Home. Every mother’s first priority is the safety of her children.
For Mawbanna family, the Hofings, mum Jane was faced with making the heartbreaking decision to depart from her six-year-old daughter Gracie when the threat of bushfire grew strong.
“Saturday I was stopped at a road block . . . the fire had gone from ‘Watch and Act’ to ‘Community Alert’,” she said on Monday.
“That was when I really started to worry. When I got home ash was falling everywhere. The police and firefighters came to my door and advised me to make the decision to stay or go, I chose to stay but as a mother, didn’t want Gracie to be here.”
She made the harrowing decision to remain at home and leave her daughter in the care of close friend Deb Burgess at Forest.
“That was most responsible thing I could do for her, I felt so much more at ease that she wasn’t here,” Jane said.
With the threat of bushfires knocking on their door daily since lightning ignited several fires across the state on January 14, the Hofings have done the best they could to protect their home and livelihood but get on with daily life.
“I’ve just been doing everyday farming business,” dad Chris said.
“Keeping an eye on things . . . It (fire threat) keeps you on edge a bit, it’s the unknown, you sort of have to sleep with one eye open.”
Having grown up and lived on the property since 1968, Chris says this is one of the most significant fires he has seen in that time.
“We have had two bad fires in the last three years, both times people had been evacuated.
“The 2013 fire probably came on a lot quicker, but this one is more forceful,” he said.
They own 950 acres at Mawbanna, including a small run-off block near Dip Falls.
“When the lightning struck, that was probably 15 or 20 kilometres away, but it has since come right to the boundary of the run-off block, it’s not far away now. [But] we have been pretty fortunate, no one has lost any fencing so far this year, maybe a couple acres of grass here and there but no boundary fence damage.”
Their bags packed ready to go, the family have been spending their days preparing the property as best as possible.
“We have access to plenty of water and watering systems, we’ve just been filling the gutters up to stop falling embers.

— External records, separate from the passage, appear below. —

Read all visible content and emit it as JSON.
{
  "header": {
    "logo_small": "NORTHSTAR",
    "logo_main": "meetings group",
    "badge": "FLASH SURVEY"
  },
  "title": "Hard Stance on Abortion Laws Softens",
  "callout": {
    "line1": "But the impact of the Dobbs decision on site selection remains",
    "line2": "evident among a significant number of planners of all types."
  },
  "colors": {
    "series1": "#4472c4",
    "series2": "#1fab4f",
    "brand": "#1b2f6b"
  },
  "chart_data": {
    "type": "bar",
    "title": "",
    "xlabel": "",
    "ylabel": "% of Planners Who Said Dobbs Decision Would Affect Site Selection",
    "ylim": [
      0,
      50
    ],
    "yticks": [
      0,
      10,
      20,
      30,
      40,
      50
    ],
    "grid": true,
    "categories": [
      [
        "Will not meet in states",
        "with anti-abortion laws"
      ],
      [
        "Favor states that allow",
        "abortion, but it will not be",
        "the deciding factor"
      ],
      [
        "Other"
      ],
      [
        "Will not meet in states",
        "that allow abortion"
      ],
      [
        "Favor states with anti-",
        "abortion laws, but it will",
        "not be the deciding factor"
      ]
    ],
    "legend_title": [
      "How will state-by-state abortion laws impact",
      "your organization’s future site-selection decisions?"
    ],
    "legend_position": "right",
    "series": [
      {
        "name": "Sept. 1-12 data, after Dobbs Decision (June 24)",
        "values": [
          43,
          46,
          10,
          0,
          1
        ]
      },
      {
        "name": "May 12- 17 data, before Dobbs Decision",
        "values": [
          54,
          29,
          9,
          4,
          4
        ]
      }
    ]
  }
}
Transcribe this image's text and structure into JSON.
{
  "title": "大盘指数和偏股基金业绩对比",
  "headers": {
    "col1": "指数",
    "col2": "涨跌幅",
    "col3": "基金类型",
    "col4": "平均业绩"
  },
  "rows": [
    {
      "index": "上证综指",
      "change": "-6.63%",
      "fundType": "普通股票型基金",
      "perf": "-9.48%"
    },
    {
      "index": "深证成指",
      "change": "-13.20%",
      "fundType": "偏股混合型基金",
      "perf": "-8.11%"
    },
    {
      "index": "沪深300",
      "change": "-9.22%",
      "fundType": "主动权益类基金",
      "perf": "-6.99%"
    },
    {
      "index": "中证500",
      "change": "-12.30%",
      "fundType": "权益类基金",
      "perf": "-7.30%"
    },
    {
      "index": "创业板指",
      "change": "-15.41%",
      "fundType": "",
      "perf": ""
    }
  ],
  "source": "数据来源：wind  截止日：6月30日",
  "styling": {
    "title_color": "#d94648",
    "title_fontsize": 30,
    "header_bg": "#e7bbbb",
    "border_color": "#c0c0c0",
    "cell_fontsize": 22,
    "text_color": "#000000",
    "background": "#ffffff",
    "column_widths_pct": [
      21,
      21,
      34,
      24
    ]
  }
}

You have to be really mindful around the house and hay bales and everything.
“Today has been the best day on location,” Chris said on Monday night.
“The last three or four days they didn’t know where the front was, it was too dangerous to pin point [but] today has been pretty clear of smoke so they’ve been able to monitor it better.”
Running 570 dairy cows on the farm, and with Jane and two of their children suffering from asthma, Chris said the smoke has “taken its toll” on them all.
“It’s knocked them (cattle) about a bit being in the constant smoke for the last four or five days, it’s hard enough for us . . . but the cattle are in it 24/7.”
Estimating the front to be about 2km from the farm boundary on Monday night, Chris said he and his family were thankful to Tasmania Fire Service and his brother Tom and Anthony Nichols – who are both in brigades – for keeping the family updated.
“All the local brigades have been coming and going all the time, [there’s] no lack of help.”
Jane said the support has been phenomenal. “We’ve been overwhelmed by texts and phone calls offering to help. It makes you realise what a wonderful place we live in, I feel very blessed. Chris and I are forever grateful for the support, you don’t realise how much people care.”